Au fond, il serait délicat d’interpréter ces toiles de manière littérale – comme trop d’œuvres actuelles invitent à le faire. Elles ne sont pas des commentaires scolaires sur le monde. Que le côté dramatique ou le côté comique l’emporte, elles offrent aux images qui les composent – et à leur circulation – une alternative, une échappatoire poétique et onirique. Elles se présentent comme de petits morceaux de phrases, mais parlent le langage des arts visuels, pas celui de la littérature ou du journalisme.

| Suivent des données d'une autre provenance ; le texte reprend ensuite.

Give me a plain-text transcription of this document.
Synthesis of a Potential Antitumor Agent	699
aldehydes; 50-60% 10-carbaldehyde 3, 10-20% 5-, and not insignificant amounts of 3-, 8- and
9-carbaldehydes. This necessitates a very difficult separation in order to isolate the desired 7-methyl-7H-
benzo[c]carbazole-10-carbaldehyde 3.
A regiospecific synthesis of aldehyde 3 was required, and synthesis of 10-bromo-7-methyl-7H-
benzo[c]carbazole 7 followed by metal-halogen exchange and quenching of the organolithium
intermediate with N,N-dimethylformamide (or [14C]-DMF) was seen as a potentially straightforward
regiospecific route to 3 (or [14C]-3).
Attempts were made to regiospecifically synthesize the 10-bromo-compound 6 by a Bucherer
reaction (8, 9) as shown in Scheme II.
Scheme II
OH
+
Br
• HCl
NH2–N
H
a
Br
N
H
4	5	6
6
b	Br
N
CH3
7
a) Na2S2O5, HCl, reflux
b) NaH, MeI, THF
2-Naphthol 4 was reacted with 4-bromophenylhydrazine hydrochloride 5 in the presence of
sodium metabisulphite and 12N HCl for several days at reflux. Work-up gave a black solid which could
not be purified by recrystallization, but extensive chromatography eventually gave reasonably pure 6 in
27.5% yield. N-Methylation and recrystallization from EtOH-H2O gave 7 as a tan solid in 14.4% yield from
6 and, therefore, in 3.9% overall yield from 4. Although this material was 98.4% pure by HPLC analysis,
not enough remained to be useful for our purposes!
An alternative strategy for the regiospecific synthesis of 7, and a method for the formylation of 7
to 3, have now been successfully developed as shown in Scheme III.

C’est un langage que chacun croit pouvoir posséder aujourd’hui, mais qui, en vérité, demande un apprentissage qui s’apparente à celui d’une langue étrangère, avec ses règles, sa grammaire et ses figures de style. Tandis qu’elle fête cette année ses 60 ans, Julia Wachtel possède à la perfection ce langage : ses peintures, où s’expriment aussi d’époustouflantes qualités de coloriste, sont comme de grandes fresques qui raconteront notre époque aux générations futures, si toutefois elles veulent bien apprendre le langage de l’art.